Content, APM, Channel technologies

Datadog Cloud Monitoring Gains Watchdog Machine Learning Service


Overall, we are producing more data than ever before. Organizations are able to monitor even the smallest part of their business to make sure everything is running smoothly. The digital age waits for no one, and downtime is unacceptable for all businesses.

However, it is near impossible for humans to process and interpret this massive volume of data. As such many monitoring tools allow you to set specific parameters and receive notifications when behavior falls outside of expected parameters. But setting up monitoring systems has become increasingly complex, since data gathering now spans so many different systems and locations.

Seeking to address those challenges, Datadog has unveiled Watchdog, a machine learning-based monitoring capability that automatically identifies hidden issues and anomalies in dynamic, cloud-based applications. The service is now generally available to all customers on Datadog’s Enterprise APM (application performance monitoring) plan.

According to the company, Watchdog auto-detects performance problems in your applications without any manual setup or configuration. Using Datadog's machine learning algorithms, Watchdog automatically detects issues in your data, such as latency spikes in your microservices, elevated error rates on any of your endpoints, or network issues in one of your cloud provider’s zones, the company claims. In theory, those capabilities allow engineers to head off problems before they are felt by end users.
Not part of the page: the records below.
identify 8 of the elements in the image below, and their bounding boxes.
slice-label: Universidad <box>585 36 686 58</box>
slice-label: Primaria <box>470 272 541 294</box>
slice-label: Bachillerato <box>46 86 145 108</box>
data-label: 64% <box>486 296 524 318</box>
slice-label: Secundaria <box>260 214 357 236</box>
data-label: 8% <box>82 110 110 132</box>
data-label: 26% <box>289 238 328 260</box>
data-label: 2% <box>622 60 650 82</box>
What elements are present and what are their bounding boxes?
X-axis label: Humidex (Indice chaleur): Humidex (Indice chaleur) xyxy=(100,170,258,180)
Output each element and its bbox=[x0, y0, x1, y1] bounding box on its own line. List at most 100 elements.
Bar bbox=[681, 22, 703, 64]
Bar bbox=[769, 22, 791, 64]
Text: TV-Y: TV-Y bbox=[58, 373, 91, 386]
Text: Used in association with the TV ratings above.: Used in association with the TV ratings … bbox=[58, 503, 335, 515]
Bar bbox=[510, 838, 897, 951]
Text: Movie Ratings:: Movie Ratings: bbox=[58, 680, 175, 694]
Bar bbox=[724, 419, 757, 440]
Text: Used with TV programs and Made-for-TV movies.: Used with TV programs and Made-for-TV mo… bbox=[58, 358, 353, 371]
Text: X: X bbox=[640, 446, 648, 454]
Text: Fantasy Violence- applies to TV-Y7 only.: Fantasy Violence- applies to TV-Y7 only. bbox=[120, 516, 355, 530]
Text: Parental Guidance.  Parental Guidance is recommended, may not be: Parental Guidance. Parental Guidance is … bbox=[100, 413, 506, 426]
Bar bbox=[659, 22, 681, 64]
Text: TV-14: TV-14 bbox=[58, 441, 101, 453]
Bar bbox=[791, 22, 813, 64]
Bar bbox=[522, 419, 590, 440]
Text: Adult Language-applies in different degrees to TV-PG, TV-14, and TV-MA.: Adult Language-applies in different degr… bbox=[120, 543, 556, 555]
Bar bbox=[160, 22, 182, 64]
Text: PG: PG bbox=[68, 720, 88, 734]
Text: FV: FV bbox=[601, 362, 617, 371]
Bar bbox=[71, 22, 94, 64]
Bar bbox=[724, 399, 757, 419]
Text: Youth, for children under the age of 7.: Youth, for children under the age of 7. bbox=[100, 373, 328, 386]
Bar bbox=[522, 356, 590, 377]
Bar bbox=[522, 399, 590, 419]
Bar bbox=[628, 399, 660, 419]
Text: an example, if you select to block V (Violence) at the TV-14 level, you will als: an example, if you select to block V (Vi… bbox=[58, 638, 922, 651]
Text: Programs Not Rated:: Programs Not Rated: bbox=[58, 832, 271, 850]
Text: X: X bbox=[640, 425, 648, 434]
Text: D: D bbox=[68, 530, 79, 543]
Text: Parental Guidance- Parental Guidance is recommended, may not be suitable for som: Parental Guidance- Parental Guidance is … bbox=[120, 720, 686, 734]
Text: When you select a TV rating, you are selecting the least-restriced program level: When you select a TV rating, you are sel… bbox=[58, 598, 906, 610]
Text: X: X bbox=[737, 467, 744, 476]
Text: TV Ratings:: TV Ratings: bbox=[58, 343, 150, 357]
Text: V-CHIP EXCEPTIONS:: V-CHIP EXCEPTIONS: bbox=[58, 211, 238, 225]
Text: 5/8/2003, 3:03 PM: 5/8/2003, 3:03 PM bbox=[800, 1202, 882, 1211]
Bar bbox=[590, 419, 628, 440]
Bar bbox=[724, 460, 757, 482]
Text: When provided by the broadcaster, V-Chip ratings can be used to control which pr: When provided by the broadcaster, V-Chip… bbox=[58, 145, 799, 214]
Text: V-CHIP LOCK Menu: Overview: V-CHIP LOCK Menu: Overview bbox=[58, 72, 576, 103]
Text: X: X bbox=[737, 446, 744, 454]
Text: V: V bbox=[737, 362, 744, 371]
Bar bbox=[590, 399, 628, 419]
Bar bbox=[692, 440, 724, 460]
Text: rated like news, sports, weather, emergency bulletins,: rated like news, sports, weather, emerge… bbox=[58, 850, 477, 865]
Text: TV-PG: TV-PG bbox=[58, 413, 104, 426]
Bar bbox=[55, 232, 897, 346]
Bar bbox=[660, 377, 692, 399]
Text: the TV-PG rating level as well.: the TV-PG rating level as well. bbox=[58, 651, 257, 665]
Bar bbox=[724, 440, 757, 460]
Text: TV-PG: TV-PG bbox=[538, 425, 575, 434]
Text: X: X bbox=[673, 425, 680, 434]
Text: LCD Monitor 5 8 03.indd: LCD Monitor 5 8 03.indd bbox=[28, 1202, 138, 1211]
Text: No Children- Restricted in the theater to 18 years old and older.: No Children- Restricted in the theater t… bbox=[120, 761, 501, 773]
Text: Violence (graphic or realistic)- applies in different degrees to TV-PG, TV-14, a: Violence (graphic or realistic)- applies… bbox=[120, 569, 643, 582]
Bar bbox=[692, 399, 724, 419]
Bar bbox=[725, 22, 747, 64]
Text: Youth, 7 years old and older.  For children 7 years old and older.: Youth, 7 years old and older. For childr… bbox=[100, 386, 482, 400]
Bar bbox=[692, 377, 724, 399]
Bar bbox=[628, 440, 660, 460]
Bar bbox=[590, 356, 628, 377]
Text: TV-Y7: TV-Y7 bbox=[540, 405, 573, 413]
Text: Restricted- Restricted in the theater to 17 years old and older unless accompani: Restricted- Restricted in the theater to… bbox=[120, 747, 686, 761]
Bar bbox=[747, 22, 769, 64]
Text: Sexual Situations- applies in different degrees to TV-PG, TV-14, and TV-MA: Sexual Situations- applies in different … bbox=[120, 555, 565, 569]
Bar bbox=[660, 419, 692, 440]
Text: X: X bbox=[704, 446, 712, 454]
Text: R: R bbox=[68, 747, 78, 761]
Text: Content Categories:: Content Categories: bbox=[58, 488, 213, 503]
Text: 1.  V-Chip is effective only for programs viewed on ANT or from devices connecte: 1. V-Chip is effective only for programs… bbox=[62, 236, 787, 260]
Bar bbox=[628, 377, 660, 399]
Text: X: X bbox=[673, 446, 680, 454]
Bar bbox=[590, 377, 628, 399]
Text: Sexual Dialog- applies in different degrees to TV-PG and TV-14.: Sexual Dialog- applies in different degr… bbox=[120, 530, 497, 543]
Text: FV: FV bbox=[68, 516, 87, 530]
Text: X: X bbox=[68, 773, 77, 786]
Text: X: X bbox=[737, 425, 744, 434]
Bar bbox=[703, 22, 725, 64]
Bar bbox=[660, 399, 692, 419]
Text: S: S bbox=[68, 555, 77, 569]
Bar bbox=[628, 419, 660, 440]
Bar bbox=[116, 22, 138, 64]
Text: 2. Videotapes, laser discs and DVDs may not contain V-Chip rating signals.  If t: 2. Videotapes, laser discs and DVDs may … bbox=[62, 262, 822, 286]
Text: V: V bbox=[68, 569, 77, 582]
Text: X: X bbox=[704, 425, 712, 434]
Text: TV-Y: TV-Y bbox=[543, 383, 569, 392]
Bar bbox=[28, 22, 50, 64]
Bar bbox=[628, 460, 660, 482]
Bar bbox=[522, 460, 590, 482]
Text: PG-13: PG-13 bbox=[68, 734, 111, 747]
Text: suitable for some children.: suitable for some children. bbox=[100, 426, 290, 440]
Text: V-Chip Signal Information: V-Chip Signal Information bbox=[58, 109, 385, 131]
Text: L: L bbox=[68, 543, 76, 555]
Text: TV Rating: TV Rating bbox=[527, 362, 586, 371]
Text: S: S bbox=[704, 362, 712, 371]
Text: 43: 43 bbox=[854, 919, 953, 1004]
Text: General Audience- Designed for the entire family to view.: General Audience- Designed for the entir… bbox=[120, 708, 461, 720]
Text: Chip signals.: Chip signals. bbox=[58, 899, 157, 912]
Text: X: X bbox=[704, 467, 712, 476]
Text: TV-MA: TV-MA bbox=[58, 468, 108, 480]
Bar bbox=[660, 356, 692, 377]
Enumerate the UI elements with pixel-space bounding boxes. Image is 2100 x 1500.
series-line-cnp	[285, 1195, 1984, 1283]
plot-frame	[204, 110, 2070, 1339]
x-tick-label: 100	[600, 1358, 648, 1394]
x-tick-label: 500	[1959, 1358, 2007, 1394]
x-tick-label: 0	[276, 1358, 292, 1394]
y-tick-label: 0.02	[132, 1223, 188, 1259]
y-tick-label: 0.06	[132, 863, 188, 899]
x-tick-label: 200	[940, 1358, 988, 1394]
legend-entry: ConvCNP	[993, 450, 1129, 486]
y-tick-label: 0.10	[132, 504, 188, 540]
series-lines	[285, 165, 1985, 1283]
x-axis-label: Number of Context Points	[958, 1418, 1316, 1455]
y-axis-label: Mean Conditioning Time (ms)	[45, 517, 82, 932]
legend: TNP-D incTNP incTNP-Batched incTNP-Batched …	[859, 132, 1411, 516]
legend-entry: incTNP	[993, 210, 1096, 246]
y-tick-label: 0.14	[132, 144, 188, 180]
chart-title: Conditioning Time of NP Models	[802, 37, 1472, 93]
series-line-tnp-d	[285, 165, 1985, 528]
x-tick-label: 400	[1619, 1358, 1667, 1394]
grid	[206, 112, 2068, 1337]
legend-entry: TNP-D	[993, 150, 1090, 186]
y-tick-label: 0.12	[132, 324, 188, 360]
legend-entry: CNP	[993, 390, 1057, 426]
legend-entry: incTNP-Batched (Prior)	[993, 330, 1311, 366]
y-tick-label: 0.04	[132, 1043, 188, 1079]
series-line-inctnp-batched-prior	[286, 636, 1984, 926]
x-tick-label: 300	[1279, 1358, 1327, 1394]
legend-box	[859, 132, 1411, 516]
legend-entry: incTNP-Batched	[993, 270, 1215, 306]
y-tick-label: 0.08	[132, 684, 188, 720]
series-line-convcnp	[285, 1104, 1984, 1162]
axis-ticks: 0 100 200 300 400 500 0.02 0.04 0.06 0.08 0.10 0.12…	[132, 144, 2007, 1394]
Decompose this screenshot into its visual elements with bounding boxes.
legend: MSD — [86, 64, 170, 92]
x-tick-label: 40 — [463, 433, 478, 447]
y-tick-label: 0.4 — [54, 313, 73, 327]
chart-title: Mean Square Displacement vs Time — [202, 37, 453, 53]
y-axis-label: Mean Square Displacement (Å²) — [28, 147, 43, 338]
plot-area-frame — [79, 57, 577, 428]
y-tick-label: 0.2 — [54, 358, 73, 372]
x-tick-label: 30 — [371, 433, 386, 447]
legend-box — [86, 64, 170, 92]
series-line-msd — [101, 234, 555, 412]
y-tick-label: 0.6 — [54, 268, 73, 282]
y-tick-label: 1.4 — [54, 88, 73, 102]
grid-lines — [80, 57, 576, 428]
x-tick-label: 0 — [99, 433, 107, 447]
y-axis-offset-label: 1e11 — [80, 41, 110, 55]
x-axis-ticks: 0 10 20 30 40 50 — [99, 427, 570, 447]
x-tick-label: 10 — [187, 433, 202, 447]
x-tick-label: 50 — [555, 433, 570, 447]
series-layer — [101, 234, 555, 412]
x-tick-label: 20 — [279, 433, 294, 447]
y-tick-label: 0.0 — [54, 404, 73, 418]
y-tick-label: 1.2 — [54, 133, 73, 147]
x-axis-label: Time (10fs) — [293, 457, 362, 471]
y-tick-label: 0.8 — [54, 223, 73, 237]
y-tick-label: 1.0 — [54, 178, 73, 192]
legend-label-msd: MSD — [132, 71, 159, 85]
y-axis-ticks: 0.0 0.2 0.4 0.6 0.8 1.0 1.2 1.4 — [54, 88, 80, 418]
Watchdog combines many Datadog features including:

  • Anomaly Detection - By analyzing a metric’s historical behavior, anomaly detection distinguishes between normal and abnormal metric trends.
  • Outlier Detection - Automatically identify any host (or group of hosts) that is behaving abnormally compared to its peers.
  • Forecasting - Forecasting algorithms use machine learning to continuously evaluate a metric’s evolution and predict its future values. With forecasts, you can visualize expected trends and specify how far in advance you want to get alerted about potential issues, Datadog says.
  • Composite Alerting -  Combine two or more separate monitors using logical operators to further refine your alerts—for actionable insights without the plethora of alerts that require no action, the company asserts.

At launch, Watchdog now evaluates key application metrics, such as latency or error rates, from Datadog APM. The company is continually adding algorithms to apply Watchdog to new problems and additional types of monitoring data so it can detect new kinds of situations anywhere in your environment.

Author: Datadog’s Brad Menezes
Datadog's Brad Menezes

For more details on how it works, Brad Menezes of Datadog wrote an extensive blog post including screenshots to show the service in action. Menezes notes that Datadog enables you to reliably alert the right people at the right time, without the need to set up alerts ahead of time, which can be very attractive to MSPs.

As Datadog continues to grow its monitoring portfolio, it hopes to attract more MSPs as resellers. The company continues to invest in their partner program and release features like Watchdog that will appeal to service providers that need to monitor multiple networks across various environments. They do have significant competition in the market though from companies like Cisco AppDynamics, Dynatrace, New Relic and CA Technologies, among others.